Irritable Bowel Syndrome

Irritable Bowel Syndrome, or IBS, is a digestive disorder that affects 1 in 5 adults in the United States.
The symptoms for IBS are: diarrhea, constipation, abdominal pain or cramps, frequent bowel movements, excess gas, bloating, fatigue, nausea and flatulence. There is also an urgency, for bowel movements and a feeling of incomplete evacuation (tenesmus). People with IBS, more commonly than others, have GERD (gastro-esophageal reflux) .
IBS was first described by clinicians, over 200-years ago and experts still don’t completely understand what causes irritable bowel. Many experts, think that it is a problem of bowel motility —the muscles of the bowels don’t contract normally— affecting the movement of stool. However, studies do not show that poor bowel motility correlates with the symptoms of IBS. Drugs that alter motility, do not seem to benefit most people with IBS.
Several doctors suggest that the colon is hypersensitive (overreacting to mild stimulation) by going into spasms, instead of slow, rhythmic muscle contractions. The suggestion is that the spasms can either cause diarrhea, or constipation. Research has been unable to verify the findings of the suggestion.
Another theory suggests that a number of substances that regulate the transmission of nerve signals, between the brain and the GI tract may be involved. These suggestion also include the lack of serotonin, gastrin, motilin, and others.
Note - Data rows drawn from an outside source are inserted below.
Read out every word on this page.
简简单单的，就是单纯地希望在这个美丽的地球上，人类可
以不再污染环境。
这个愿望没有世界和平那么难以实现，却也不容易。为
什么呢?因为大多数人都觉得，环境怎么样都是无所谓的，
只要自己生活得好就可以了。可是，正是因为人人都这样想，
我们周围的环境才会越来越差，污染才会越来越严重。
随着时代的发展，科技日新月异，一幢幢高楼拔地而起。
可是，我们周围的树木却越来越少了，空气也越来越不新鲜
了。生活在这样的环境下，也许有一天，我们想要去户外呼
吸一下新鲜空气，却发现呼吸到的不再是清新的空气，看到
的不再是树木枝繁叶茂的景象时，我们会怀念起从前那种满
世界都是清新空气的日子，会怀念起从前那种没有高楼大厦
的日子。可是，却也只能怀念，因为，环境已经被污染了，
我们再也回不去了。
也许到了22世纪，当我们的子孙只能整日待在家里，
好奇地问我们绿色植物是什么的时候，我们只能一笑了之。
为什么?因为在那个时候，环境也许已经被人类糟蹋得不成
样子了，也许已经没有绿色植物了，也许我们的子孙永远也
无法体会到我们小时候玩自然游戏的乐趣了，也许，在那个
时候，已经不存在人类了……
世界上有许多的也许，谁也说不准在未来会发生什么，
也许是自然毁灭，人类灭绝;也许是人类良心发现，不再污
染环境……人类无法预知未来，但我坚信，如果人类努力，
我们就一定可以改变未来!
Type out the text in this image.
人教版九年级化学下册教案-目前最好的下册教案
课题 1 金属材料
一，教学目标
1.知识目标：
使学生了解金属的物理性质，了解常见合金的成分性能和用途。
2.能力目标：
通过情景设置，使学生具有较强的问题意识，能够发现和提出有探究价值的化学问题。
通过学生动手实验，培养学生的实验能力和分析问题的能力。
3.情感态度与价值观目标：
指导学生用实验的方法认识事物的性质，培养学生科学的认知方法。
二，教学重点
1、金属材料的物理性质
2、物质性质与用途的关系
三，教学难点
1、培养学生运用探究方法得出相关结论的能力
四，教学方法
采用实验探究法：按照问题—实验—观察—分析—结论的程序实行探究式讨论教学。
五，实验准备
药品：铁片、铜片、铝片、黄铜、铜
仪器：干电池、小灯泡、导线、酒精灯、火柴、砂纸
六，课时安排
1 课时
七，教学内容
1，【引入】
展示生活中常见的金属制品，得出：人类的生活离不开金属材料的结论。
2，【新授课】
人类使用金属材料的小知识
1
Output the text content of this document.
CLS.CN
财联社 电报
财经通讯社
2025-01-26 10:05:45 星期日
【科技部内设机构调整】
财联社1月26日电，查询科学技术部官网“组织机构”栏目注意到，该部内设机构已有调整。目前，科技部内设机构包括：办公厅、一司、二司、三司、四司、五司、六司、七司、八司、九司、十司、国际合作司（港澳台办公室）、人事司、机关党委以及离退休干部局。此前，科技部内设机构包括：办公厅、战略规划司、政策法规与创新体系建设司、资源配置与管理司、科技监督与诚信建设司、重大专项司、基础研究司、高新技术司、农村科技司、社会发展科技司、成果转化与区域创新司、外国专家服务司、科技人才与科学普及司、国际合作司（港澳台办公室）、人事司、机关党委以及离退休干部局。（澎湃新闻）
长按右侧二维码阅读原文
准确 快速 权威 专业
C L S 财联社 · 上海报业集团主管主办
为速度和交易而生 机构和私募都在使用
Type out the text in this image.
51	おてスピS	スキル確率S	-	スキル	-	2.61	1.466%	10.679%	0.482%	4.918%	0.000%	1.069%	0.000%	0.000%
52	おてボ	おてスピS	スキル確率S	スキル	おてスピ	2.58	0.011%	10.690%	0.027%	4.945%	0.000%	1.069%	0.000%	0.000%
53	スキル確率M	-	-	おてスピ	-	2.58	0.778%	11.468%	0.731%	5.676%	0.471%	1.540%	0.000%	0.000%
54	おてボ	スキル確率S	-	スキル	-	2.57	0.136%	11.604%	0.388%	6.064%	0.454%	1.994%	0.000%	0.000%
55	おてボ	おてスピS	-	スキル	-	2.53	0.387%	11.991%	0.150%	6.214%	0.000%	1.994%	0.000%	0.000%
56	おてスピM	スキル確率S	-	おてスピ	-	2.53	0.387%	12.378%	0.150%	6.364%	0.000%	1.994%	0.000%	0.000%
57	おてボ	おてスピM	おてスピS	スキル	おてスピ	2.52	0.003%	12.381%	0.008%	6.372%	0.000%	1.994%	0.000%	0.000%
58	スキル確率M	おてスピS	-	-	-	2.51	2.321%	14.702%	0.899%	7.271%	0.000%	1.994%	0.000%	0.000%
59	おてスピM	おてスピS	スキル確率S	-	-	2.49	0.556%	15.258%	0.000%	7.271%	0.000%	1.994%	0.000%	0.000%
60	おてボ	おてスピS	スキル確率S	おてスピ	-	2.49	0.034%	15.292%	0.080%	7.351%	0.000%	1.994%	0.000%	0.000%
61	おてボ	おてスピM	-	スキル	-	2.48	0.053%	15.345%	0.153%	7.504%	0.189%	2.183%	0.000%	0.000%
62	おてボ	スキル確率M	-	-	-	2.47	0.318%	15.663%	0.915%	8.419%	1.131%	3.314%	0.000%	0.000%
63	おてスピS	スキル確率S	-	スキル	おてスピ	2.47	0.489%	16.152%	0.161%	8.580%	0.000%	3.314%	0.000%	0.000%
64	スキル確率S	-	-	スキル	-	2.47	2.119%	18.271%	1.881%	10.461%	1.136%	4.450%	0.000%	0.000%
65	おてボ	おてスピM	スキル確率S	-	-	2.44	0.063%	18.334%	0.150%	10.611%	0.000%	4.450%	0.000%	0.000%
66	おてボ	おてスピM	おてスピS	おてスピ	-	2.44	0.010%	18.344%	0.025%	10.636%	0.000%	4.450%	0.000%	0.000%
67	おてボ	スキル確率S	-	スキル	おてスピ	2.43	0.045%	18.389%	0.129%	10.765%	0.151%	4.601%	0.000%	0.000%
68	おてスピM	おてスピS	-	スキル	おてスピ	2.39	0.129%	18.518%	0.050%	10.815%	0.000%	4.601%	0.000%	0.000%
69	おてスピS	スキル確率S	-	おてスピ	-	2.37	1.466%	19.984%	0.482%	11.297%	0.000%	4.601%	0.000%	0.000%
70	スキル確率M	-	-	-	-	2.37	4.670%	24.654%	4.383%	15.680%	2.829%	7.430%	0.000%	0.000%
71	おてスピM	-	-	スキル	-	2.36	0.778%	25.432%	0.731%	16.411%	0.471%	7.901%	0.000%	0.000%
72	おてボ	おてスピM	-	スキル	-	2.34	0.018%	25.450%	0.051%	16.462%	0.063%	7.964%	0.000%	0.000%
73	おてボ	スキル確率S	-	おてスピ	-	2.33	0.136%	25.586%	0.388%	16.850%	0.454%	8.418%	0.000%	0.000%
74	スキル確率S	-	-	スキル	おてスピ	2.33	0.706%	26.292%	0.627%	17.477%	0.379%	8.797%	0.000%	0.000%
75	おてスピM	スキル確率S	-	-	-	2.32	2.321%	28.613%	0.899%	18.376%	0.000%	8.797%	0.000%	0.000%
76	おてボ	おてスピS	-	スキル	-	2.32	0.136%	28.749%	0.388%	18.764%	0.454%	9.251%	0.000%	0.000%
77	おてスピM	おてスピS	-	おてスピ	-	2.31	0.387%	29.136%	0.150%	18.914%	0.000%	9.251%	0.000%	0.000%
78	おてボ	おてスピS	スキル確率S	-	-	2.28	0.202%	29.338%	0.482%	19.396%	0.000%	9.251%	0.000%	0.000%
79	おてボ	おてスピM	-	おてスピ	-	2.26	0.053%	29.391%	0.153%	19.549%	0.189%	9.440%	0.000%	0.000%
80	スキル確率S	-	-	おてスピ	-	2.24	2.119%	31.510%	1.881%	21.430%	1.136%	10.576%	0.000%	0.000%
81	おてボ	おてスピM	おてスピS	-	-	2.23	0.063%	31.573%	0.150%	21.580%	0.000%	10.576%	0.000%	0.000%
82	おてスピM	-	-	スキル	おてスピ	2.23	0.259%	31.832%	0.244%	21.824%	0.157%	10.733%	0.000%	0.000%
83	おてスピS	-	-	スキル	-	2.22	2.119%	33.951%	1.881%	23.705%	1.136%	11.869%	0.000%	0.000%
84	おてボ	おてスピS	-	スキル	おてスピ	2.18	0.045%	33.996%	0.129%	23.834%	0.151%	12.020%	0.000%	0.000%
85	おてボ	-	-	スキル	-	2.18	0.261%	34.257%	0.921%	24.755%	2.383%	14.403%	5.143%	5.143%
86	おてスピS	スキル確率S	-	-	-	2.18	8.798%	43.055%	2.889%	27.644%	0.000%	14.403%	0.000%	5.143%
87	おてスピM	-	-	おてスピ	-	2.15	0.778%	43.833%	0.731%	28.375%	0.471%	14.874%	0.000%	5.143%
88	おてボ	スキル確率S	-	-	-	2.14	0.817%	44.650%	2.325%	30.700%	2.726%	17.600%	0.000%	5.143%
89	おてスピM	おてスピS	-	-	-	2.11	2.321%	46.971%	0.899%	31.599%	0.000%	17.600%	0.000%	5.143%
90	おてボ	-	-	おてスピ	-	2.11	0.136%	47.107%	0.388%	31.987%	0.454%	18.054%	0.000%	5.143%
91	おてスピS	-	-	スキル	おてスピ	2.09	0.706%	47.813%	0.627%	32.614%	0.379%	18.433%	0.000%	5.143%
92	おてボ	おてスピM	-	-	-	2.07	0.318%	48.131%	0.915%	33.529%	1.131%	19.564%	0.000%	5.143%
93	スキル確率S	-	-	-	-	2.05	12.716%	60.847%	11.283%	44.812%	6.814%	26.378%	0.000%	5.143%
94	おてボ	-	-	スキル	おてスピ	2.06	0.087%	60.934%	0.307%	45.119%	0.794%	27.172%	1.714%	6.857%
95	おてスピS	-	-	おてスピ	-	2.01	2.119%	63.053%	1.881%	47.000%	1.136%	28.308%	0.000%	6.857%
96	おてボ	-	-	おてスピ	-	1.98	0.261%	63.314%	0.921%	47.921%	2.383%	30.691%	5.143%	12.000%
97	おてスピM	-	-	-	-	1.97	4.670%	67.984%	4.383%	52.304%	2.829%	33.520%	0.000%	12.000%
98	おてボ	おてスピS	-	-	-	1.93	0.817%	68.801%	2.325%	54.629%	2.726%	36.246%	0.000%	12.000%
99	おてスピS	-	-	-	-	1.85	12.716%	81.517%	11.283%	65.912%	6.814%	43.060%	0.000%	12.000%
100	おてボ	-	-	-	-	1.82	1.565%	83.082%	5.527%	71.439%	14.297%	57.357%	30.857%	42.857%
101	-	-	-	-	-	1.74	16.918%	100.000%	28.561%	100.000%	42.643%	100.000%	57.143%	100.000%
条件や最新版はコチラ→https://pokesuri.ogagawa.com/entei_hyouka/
Some doctors, have also suggested that there is a hormonal component that is causing the condition. Their reasoning is that IBS occurs much more frequently in women, than in men. So far, studies have not found this to be true.
Some studies suggest that up to 60% of people with IBS, have psychological disorders, typically anxiety or depression.
There are factors that do trigger IBS including:
• Certain types of foods (highly processed foods, fats, sugar, caffeine, artificial sweeteners)
• Medicines (antibiotics, antihistamines, PPIs, anti-inflammatory medications)
• Presence of gas in the digestive tract
• Emotional Stress or depression
• Digestive tract infections (Candida, H. pylori, E. Col, Parasitic infections)
No specific laboratory test can be performed to diagnose irritable bowel syndrome. IBS patients, are at increased risk of being given inappropriate surgeries, such as appendectomy, cholecystectomy and hysterectomy, due to the IBS symptoms being misdiagnosed. In many instances, patients over 50-years old, are given colonoscopies that proved to be of no value, in diagnosing IBS.
IBS patients are at increased risk of having unnecessary gall bladder removal surgeries, not due to gallstones, but rather because of the IBS symptoms. IBS patients are 87% more likely to undergo abdominal and pelvic surgery and three times more likely to undergo gallbladder surgery. IBS patients are twice as likely to undergo hysterectomy, because of the IBS symptoms.
A recent study, reported that an IgG antibody test was effective in determining food sensitivity, in patients with IBS. The very act of eating, or drinking can provoke and overreaction, of the gastro-colic response in patient with IBS.
There have never been studies correlating Hypochlorhydria (low stomach acid) or Hyperchlorhydria (excessive stomach acid), with Irritable Bowel Syndrome. However, many of the symptoms of IBS, are the same symptoms seen in patients, with Hypochlorhydria and Hyperchlorhydria. Both conditions, will cause, belching , bloating, abdominal pain, diarrhea and/or constipation, nausea, flatulence and GERD. In addition, Hypochlorhydria will allow unsterilized and unconverted nutrients to be dumped into the small bowel, resulting in IgG reactions (allergic reactions).
Studies indicate that bacteria and other pathogens entering the small and large bowel can trigger IBS symptoms. Hypochlorhydria and Achlorhydria will a allow bacteria and pathogens to enter the small bowel. The lack of Hydrochloric acid in the stomach, will allow bacteria and pathogens to flourish in the digestive tract. Antibiotics, Antihistamines, PPIs, and Anti-inflammatory medications stop the stomach from producing acid and allow pathogens to enter the small bowel. Hypochlorhydria also stops the conversion of proteins, many of which are allergens, and allows them to enter the small bowel, resulting in allergic reactions.
Many doctors, have completely ignored the first stage of digestion, when it comes to dealing with Irritable Bowel Syndrome, even though, 99% of the symptoms lead right back to the stomach and how it functions.
Everyone with IBS, should have a pH diagnostic test, to determine the condition of their digestive process. The Heidelberg pH Diagnostic test, will accurately allow the doctor to diagnose, Hypochlorhydria, Hyperchlorhydria, and Achlorhydria.
Before, going through an unwanted operation, or even getting an upper and lower endoscopy, for IBS, have your doctor give you a Heidelberg pH diagnostic test. There is a high probability that your digestive issues will be resolved.